Couples win! Singles lose! All singles must become couples! *whipcrack*
I detest getting asked questions about my personal life…even if they are so-called family. When they ask me a question that I don’t want to answer, I usually give them a blank look with the most acidic answer I can come up. I especially like this question “why did you have 3 kids?” uh hello? because I got pregnant maybe? but I usually smile and say “To make the fights between them more interesting and bloody”
The marriage question is intrusive and obnoxious, but it’s far from the only question they ask. After you’re married, they start in on “When are you going to have children?”. And then it’s “When are you going to have more?”
Society wants you to conform and distrusts anyone who does not. It’s creepy and vile, but it happens anyway.

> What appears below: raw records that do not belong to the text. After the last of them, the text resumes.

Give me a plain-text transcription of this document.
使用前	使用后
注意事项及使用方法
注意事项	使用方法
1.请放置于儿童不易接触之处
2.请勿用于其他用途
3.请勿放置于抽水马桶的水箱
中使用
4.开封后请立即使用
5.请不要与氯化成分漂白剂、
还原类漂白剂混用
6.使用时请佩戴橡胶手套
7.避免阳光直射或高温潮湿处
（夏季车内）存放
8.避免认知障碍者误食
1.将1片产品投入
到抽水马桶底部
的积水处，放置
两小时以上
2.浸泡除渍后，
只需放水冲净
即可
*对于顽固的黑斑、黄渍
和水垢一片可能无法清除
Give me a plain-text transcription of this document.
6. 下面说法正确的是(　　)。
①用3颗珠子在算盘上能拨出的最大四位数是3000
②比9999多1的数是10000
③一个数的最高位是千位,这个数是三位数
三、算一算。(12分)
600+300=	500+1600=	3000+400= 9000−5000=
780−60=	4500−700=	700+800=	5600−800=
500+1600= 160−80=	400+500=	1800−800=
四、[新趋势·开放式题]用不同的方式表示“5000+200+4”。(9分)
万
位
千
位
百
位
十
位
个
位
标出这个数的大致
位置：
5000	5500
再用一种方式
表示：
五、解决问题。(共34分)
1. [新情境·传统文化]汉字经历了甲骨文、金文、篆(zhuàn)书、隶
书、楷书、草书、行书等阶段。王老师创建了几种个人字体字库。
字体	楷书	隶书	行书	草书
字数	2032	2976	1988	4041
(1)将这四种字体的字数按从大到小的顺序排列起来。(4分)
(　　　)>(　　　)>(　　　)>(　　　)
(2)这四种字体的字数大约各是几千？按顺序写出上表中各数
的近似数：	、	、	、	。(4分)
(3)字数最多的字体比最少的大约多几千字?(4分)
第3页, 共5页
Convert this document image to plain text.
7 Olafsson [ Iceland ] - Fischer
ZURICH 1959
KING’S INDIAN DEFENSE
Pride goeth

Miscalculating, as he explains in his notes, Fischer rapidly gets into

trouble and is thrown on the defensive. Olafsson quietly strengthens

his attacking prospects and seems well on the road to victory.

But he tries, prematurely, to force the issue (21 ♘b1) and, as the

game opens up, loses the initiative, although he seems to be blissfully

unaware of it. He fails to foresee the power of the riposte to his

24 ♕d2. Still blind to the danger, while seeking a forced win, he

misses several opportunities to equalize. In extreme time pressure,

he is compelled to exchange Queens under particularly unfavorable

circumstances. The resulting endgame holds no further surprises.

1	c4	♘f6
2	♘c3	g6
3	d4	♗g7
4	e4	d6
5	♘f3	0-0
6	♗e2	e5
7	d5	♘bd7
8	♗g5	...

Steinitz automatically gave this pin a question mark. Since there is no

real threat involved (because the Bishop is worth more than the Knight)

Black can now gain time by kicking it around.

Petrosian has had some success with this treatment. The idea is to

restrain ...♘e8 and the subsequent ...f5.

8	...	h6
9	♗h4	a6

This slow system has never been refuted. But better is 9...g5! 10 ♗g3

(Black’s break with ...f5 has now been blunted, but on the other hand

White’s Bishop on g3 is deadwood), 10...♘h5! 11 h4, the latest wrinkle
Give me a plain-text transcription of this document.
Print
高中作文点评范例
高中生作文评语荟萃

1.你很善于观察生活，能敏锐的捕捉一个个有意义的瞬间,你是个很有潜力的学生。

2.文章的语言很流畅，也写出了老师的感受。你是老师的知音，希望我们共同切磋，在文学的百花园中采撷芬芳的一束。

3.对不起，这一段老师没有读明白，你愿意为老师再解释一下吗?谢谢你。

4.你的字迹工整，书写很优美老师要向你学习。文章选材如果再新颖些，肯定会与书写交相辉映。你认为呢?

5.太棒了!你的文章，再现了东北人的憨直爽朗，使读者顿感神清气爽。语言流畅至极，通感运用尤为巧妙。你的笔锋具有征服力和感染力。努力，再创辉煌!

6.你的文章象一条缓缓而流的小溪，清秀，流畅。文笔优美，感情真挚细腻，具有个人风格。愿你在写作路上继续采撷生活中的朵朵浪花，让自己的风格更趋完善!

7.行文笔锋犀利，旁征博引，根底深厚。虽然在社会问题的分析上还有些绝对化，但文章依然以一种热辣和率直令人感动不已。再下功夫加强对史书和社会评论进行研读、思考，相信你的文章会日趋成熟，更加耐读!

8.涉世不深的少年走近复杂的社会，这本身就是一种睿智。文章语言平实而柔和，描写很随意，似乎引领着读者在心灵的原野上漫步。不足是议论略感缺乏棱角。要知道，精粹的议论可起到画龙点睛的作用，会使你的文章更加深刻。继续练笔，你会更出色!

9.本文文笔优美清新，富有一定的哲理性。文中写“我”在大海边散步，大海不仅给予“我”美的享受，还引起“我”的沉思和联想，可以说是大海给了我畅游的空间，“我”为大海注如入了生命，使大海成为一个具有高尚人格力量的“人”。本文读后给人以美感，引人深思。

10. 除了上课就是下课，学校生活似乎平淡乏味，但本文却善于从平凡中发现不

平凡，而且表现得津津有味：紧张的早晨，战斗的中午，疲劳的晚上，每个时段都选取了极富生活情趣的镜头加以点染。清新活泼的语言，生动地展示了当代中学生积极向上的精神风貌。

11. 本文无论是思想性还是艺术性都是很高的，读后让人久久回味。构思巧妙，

As a man going through a divorce, I can tell you there is always another question. When are you getting married, when are you going to have kids, when are you going to have more, did you try to make it work, why havne’t you tried fruitlessly for umpteen years to make a miserable situation a little better? It’s always something. God forbid I ever ask anyone to marry me again, some body please shoot me.
I forgot about this one, also a favorite:
Random Relative #5: “When are you guys having kids?”
Me: “When are you starting a trust fund?”
When couples ask “when are you getting married?” I respond “when are you getting divorce?”